Making remote work an option is an investment that can pay off for employers and employees alike. Companies that embrace telecommuters can recruit the best talent without geographic constraints. Employees who have the opportunity to work from home or another remote location are, according to studies, happier, more productive, and more loyal to their organization. No wonder remote work is on the rise. In 2016, 43% of workers in the US reported working remotely at least some of the time. The share of people doing at least 80% of their job outside the main office rose to 31%, from 24% in 2012.
Remote workers don’t have to be managed very differently than counterparts who come into the office daily. By keeping communications and expectations consistent, managers of geographically diverse teams can build relationships that bridge the distance.
Trust and transparency are the foundations of a successful remote- working relationship. You and your employee should discuss in detail mutual expectations concerning work hours, communication, and deliverables at the start of the remote-work arrangement. When and how often will you check in with each other? What flexibility will be built into the employee’s schedule—i.e. an early start in the morning to accommodate an afternoon break to pick up a child from school? What are their responsibilities and how will they communicate updates to the team? Defining these things at the outset gives employees and managers a clear understanding of what each side’s obligations are and how performance will be measured.
This is also an opportunity to review how consistent and organized your company’s processes are. Do you have a style guide?

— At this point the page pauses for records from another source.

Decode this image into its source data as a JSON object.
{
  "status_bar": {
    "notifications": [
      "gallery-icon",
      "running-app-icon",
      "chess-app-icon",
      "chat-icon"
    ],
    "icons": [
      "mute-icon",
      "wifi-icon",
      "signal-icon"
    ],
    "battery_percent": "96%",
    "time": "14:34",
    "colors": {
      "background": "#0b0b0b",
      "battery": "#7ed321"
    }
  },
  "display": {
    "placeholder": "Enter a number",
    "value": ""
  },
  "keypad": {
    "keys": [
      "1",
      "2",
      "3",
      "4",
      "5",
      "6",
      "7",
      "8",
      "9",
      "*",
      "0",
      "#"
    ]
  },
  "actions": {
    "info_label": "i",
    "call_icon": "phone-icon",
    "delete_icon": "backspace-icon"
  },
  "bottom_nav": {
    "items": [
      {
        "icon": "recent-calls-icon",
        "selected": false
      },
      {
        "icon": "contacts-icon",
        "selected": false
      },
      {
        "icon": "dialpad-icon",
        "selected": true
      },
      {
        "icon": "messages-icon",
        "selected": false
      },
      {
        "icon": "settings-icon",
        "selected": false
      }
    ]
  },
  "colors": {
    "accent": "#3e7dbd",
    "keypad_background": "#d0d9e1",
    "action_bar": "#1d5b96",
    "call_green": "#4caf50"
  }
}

Do you have a clear organizational chart and system of responsibilities? Spreading workers across multiple locations doesn’t automatically create problems in itself, but it can highlight existing weaknesses and inconsistencies.

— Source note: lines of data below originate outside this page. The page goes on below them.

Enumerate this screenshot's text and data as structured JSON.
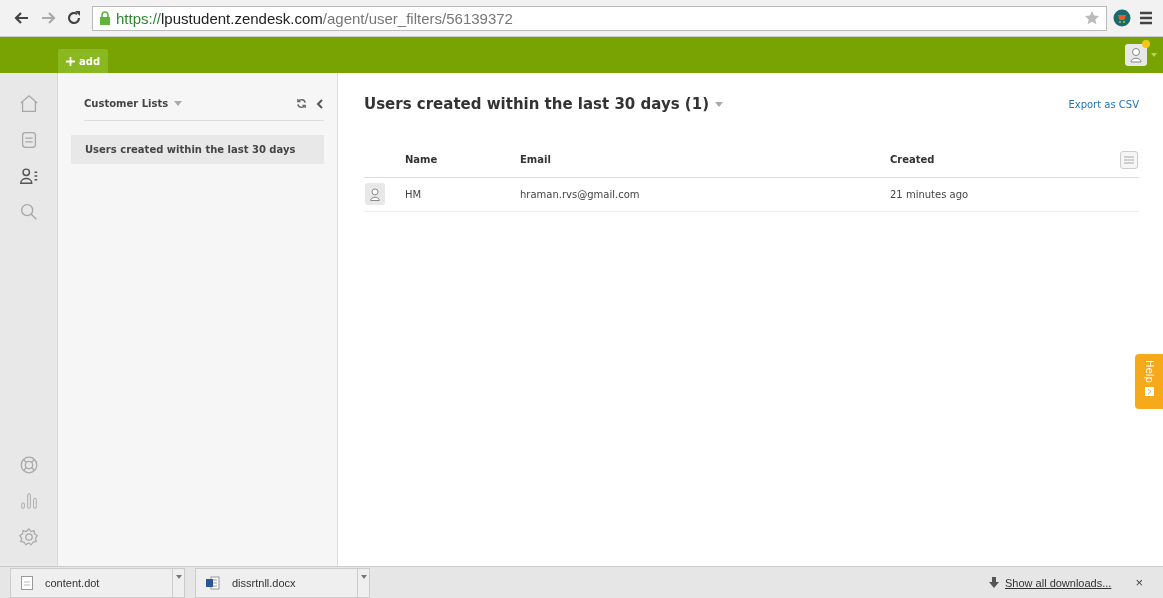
{
  "browser": {
    "url": {
      "scheme": "https://",
      "host": "lpustudent.zendesk.com",
      "path": "/agent/user_filters/56139372"
    }
  },
  "topbar": {
    "add_label": "add",
    "notification": true
  },
  "nav": {
    "top": [
      {
        "kind": "home",
        "selected": false
      },
      {
        "kind": "tickets",
        "selected": false
      },
      {
        "kind": "users",
        "selected": true
      },
      {
        "kind": "search",
        "selected": false
      }
    ],
    "bottom": [
      {
        "kind": "help",
        "selected": false
      },
      {
        "kind": "reports",
        "selected": false
      },
      {
        "kind": "settings",
        "selected": false
      }
    ]
  },
  "lists_panel": {
    "title": "Customer Lists",
    "items": [
      {
        "label": "Users created within the last 30 days",
        "selected": true
      }
    ]
  },
  "view": {
    "title": "Users created within the last 30 days (1)",
    "export": "Export as CSV",
    "table": {
      "columns": [
        "Name",
        "Email",
        "Created"
      ],
      "rows": [
        {
          "name": "HM",
          "email": "hraman.rvs@gmail.com",
          "created": "21 minutes ago"
        }
      ]
    }
  },
  "help_tab": {
    "label": "Help"
  },
  "downloads": {
    "items": [
      {
        "name": "content.dot",
        "kind": "file"
      },
      {
        "name": "dissrtnll.docx",
        "kind": "word"
      }
    ],
    "show_all": "Show all downloads...",
    "close": "×"
  }
}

You aren’t going to bump into your remote report in the break room or be able to invite them along on a coffee run, so it’s essential to schedule time for regular check-ins. For a team member who works entirely outside the office, consider a micro and macro approach. For example, you might have one system for sharing daily updates on the progress of assignments and immediate business, and a longer scheduled meeting, perhaps on a weekly basis, to go over big-picture issues.

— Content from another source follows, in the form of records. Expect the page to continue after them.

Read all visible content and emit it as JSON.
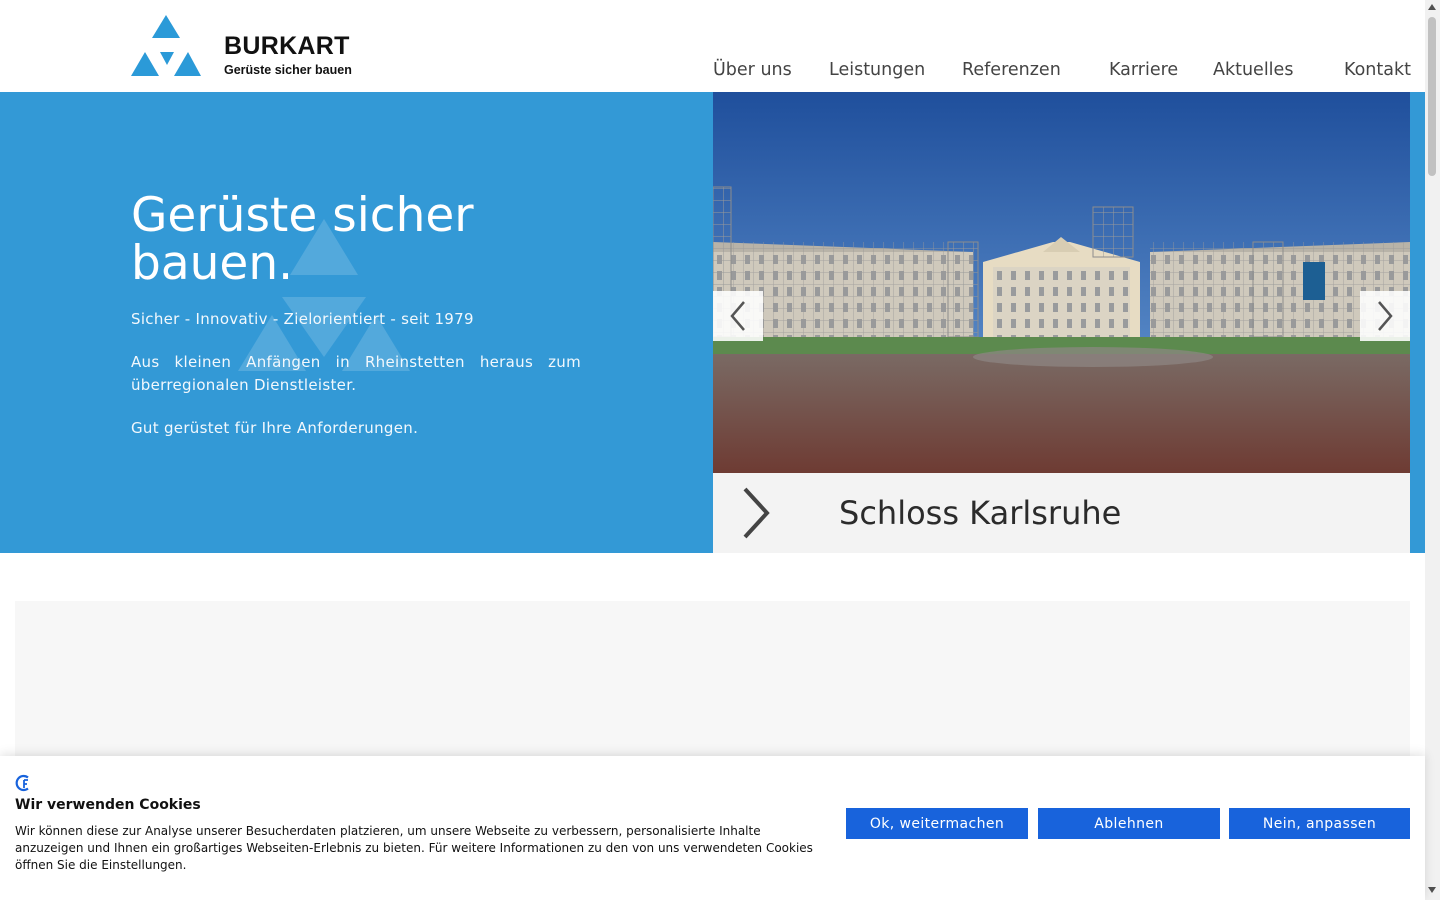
{
  "colors": {
    "brand_blue": "#3399d6",
    "logo_blue": "#2b9ad8",
    "cookie_button": "#1863dc",
    "panel_gray": "#f7f7f7"
  },
  "header": {
    "logo": {
      "name": "BURKART",
      "tagline": "Gerüste sicher bauen",
      "icon": "triangle-logo-icon"
    },
    "nav": [
      {
        "label": "Über uns"
      },
      {
        "label": "Leistungen"
      },
      {
        "label": "Referenzen"
      },
      {
        "label": "Karriere"
      },
      {
        "label": "Aktuelles"
      },
      {
        "label": "Kontakt"
      }
    ]
  },
  "hero": {
    "title": "Gerüste sicher bauen.",
    "paragraphs": [
      "Sicher - Innovativ - Zielorientiert - seit 1979",
      "Aus kleinen Anfängen in Rheinstetten heraus zum überregionalen Dienstleister.",
      "Gut gerüstet für Ihre Anforderungen."
    ]
  },
  "slider": {
    "caption": "Schloss Karlsruhe",
    "prev_icon": "chevron-left-icon",
    "next_icon": "chevron-right-icon",
    "caption_icon": "chevron-right-icon"
  },
  "cookie": {
    "icon": "cookie-consent-icon",
    "title": "Wir verwenden Cookies",
    "text": "Wir können diese zur Analyse unserer Besucherdaten platzieren, um unsere Webseite zu verbessern, personalisierte Inhalte anzuzeigen und Ihnen ein großartiges Webseiten-Erlebnis zu bieten. Für weitere Informationen zu den von uns verwendeten Cookies öffnen Sie die Einstellungen.",
    "buttons": {
      "accept": "Ok, weitermachen",
      "reject": "Ablehnen",
      "customize": "Nein, anpassen"
    }
  }
}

Communication is essential to keeping that relationship active and ensuring that all team members are getting the same information. Remember that the people who tend to work best remotely—those who are self-disciplined, organized, and able to function effectively with minimal direction—are also the people easiest to overlook in favor of squeakier wheels. Keep to your commitments and follow up with employees to make sure they keep to theirs.
Communicate with as many data points as possible. We consistently overestimate our ability to convey emotions effectively through email alone. When video conferencing is available, use it so you can see each other’s body language and nonverbal responses. Tone and meaning can be easily misinterpreted in a flurry of Slack messages—pick up the phone for a short conversation instead. It’s an investment in the relationship: research has found that even short phone calls on unrelated topics make subsequent email negotiations easier and more collegial. And don’t forget to keep your own calendar and status updates current. A remote employee can’t see the empty chair at your desk when you’ve left for lunch or a meeting and may wonder why messages aren’t being answered.
Technology has made the growth of remote work possible. But technology can be fickle.
Choose a suite of tools for your team to use and follow up to make sure that everyone has the support they need to use them consistently. Options to consider:
Instant communication: Slack, HipChat
Video Conferencing: BlueJeans, HighFive
Project management: Asana, Trello
Shared docs: Dropbox, Google Docs
No one wants to waste time troubleshooting once a meeting starts, so have contingency plans in place for a remote connection to continue seamlessly if (or, more accurately, when) one system fails. Is the video screen in the conference room on the fritz? Fire up Bluejeans, or whatever video link you’re using, on a laptop and set it up next to you so that remote workers have a seat at the table. In case the internet connection cuts out, determine in advance which cell or office phone remote employees should call so you can put them on speaker. In small group meetings where everyone is expected to collaborate, being able to hear and see one another is essential.
A conscientious remote employee is making an effort to understand and adapt to the organization’s needs and culture. To show that the commitment goes both ways, try to understand what the organization looks like from the remote worker’s point of view. If it’s possible, visit the remote office (but only when it’s practical to do so—inviting yourself to an employee’s home may be overstepping the bounds of a professional relationship!)
Think about relationships between team members, both in the central office and remote locations. When all members of a team are in far-flung locations, there’s a shared commitment to connecting virtually and equal access to the organization’s information and culture. When only one or a few individuals are outside the central location, it can be easy for remote workers to feel alienated. When discussing work-from-home or remote arrangements, monitor your language to ensure you’re not creating any unintentional divisions or resentments within the team.
People who work from home tend to value their flexibility more than office perks like happy hours and free snacks. Nonetheless, it’s important to make sure that your organization’s sense of camaraderie extends to the remote offices.
Arrange quarterly or semi-annual offsites for team members to spend time together face-to-face. Allot a few minutes at the start of each team videoconference for people to chat about their weekends, their kids—the things that make colleagues feel like fellow humans instead of just co-workers.
And when the team gets new coffee mugs or fleece vests, remember those far-flung colleagues and drop one in the mail.